Bu nedenle, korona krizinin enflasyonu (para arzının genişlemesi ve buna eşlik eden mal sayısındaki azalma) tetiklediği gerçekçi olmayan senaryolara sahip değiliz. Böyle bir durumda Bitcoin hala en uygun koruma para birimidir: kıttır ancak aktarılması esnektir ve saklanması mükemmeldir. Enflasyon krizine girme riski çok küçük olsa bile Bitcoin'in çekiciliği patlayacak.

Krizin başlamasıyla birlikte Bitcoin'e olan özel talebin dramatik bir şekilde arttığına dair birçok gösterge zaten mevcut. Birçok şirket, müşterilerinin her zamankinden daha fazla satın aldığını bildiriyor. Örneğin Bitwa.la şunu belirtiyor: basın bülteni müşterilerinin yüzde 75'inin daha fazlasını satın aldığını ve ABD'li Bitcoin alıcılarının en önemli iletişim noktası olan ABD şirketi Coinbase'in de benzer düzeyde alıcılarla rekor bir hacim bildirdiğini bildirdi. Hisse fiyatındaki düşüş şirketler ve kurumsal yatırımcılar tarafından tetiklenmiş gibi görünüyor ancak Bitcoin'de bir pozisyon kurmak veya genişletmek isteyen özel alıcılar tarafından minnetle karşılandı.

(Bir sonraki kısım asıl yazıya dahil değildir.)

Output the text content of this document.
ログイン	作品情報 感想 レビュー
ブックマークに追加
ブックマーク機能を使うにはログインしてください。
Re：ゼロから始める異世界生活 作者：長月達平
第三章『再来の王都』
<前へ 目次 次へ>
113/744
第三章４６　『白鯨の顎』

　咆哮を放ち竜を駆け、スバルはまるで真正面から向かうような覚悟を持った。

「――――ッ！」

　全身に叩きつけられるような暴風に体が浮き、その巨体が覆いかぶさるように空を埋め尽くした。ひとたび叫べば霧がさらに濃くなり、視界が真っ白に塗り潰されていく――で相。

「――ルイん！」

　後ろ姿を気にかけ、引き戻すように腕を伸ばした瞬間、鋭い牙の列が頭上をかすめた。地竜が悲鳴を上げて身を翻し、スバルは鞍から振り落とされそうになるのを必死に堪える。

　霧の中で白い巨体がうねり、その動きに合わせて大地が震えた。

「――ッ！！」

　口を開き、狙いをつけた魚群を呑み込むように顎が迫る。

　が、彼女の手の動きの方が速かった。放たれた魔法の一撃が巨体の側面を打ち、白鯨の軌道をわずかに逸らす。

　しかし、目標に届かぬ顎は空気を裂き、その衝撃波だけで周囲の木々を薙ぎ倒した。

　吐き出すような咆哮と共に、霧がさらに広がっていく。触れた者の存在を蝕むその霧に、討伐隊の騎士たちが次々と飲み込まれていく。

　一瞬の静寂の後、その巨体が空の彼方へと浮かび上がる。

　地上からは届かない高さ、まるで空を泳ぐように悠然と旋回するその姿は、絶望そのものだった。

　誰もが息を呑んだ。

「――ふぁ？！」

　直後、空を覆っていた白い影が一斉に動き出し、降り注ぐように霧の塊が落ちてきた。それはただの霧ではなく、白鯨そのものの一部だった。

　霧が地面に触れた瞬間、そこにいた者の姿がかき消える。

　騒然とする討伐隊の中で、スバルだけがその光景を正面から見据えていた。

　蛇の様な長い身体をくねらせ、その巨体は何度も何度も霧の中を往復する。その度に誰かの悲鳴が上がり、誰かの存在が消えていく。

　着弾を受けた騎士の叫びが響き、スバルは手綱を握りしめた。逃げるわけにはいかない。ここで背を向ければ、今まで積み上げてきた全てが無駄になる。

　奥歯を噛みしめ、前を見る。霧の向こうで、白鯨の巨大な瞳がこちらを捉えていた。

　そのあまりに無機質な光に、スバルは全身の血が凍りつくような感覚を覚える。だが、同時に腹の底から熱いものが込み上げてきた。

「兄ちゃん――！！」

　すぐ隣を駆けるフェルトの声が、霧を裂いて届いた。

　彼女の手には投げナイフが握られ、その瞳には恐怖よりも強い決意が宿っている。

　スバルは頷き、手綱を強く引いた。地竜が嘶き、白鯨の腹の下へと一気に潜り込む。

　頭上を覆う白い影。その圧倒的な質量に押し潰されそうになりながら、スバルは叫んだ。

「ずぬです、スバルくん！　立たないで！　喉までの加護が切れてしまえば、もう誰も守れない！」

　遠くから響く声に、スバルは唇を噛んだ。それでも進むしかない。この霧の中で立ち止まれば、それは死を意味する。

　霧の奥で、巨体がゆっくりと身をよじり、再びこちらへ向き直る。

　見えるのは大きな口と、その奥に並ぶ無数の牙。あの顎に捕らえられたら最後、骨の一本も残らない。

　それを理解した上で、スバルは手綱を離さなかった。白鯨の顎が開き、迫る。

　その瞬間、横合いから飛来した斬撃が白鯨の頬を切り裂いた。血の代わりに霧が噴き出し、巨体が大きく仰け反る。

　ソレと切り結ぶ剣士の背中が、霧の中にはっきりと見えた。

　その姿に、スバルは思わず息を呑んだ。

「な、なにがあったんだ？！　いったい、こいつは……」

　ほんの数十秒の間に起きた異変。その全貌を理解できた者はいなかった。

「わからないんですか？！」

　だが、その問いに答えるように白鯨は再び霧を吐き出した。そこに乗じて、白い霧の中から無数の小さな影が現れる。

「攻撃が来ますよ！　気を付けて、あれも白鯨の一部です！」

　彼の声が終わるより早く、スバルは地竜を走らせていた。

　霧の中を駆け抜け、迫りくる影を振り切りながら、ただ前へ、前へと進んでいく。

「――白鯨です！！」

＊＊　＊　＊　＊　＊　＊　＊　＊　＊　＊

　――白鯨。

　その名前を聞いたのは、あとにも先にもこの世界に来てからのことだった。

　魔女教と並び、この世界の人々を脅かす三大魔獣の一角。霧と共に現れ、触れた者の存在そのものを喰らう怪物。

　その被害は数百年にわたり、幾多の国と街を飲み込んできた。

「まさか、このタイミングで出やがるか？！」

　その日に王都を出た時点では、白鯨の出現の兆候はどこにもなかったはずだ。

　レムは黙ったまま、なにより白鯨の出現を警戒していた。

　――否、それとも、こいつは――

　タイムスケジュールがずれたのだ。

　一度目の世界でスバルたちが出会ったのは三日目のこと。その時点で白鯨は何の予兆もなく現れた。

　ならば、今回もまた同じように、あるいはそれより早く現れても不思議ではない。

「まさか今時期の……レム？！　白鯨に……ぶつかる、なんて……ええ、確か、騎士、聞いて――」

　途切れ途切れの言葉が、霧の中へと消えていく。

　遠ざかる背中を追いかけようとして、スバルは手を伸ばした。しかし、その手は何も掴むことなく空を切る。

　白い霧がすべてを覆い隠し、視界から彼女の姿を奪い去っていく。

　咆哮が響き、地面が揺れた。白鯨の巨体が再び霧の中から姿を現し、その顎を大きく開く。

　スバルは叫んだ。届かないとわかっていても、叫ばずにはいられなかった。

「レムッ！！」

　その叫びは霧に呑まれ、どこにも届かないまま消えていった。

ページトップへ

Buna göre Bitcoin fiyatı yeniden yükselişe geçti. Borsa fiyatları düşmeye devam ederken, Bitcoin yalnızca son 5,100 saatte 5,800 dolardan 6,200 24 dolara yükseldi. Neredeyse kripto para biriminin kendisini kriz zamanlarında güvenli bir liman olarak önerdiği düşünülebilir.